New opportunity to turn conversations into conversions
But there seems to be a great opportunity for more intelligent conversational agents, or chatbots that are programmed to engage with a human user. If one-dimensional search queries already convey part of your buying intention, imagine what a meaningful conversation divulges about someone.
Through language we convey our personalities, intentions and aspirations. More than we want to.
Being able to elicit additional information from a human user, through a friendly conversation, enables algorithms to tap into new sources of data that can better profile said user, hereby greatly enhance propensity models and as a result drive higher conversions.
Intelligent bots have indeed a front row opportunity in becoming your personal concierge for a wide range of tasks, and as such have a tremendous opportunity of obtaining instantaneous information you would not disclose in a one-dimensional search query.
Decision making with bots vs. search
Search is one way of retrieving information. We use it to get informed before making a potential buying decision. You want to go on a holiday, so you type in “sunny holiday + discount”. You get thousands of sites where you can book cheap holidays. After you select one, or a few, you make deeper queries on each of their respective date pickers and you get a list of options to compare. Apart from getting distracted by reading articles about Ibiza, Bali or other dreamy destinations, I spent over an hour on this task.
Conversational agents are different breed altogether. When we ask an agent to perform a task, a user already made the decision to fulfill a certain need, but he or she might not yet have chosen howto fulfill that need. Taking my above mentioned search experience, these agents or bots have the opportunity of reducing the number of steps in my decision making process. By simply asking me a limited set of additional questions – when my initial question was not specific enough – and proposing some simple recommendations that I can simply accept or decline the booking process is fulfilled and my tickets are in my mail.
Me: I’d like to book a sunny holiday in June for six days
Stuart: Great, a holiday in the sun. How long do you want to be on a plane?
Me: No longer than six hours
Stuart: Is your spouse or kids travelling with you?
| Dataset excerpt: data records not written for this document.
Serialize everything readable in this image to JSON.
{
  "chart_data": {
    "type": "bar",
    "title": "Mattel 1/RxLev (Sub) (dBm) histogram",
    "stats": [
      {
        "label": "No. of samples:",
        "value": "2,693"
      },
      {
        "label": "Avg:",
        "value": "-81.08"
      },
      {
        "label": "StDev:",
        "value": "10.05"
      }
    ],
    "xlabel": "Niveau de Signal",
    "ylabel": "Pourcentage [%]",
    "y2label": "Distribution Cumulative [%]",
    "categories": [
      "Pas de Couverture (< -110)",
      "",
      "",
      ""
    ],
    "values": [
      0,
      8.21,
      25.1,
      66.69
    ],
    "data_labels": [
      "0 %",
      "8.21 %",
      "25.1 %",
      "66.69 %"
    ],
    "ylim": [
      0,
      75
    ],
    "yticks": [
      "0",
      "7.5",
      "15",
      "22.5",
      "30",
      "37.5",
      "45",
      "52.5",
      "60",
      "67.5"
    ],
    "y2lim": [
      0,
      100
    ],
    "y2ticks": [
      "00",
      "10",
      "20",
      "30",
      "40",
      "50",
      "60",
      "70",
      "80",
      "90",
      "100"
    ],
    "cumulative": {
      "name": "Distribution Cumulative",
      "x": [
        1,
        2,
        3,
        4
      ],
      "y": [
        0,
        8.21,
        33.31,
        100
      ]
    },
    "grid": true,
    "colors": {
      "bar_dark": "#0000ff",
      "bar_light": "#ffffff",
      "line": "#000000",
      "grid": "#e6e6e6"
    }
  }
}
Me: Only my spouse, I have no kids
Stuart: I got a great deal for Dubai between 18th and 25th of June, for a total of 975 Euro at the five star hotel Movenpick. How does that sound?
Me: Sounds great.
Stuart: Do you want me to book it?
This was a rudimentary POC interface (Stuart is a startup at the Startit@KBC incubator) through a simple web form, but we got this down to five minutes between idea and having booked a holiday. Of course, I wasn’t picky, nor was the system calibrated, but it didn’t distract me.
Technically, we could consider bots nothing more to be simple interfaces for launching NLP aware queries to recommender systems. And in a way it comes down to this, but they can be so much more by going beyond the buying decision, and actually automate the fulfillment process of an order.
This obviously requires deep integrations into e-commerce and ordering systems in general. Looking at the early business models of concierge services, they largely first based on a small monthly fixed service fee, but foremost affiliate sales commissions.
Bots can indeed be a great catalyst and an important channel for pushing sales.
Bots are all the hype
With over one billion users on messaging and collaboration platforms on a daily basis, mobile users looking for easy decision-making – sometimes impulse-driven – in an on-demand economy I believe there is a huge potential for conversational agents, or intelligent bots.
Although bots, and chatbots in particular, are not a new item in the tech industry. They have been around for many years, but it seems the necessary platforms are only now finally in place for them to launch into mainstream.
… And they are about to impact e-commerce, customer care, and many other industries for years to come.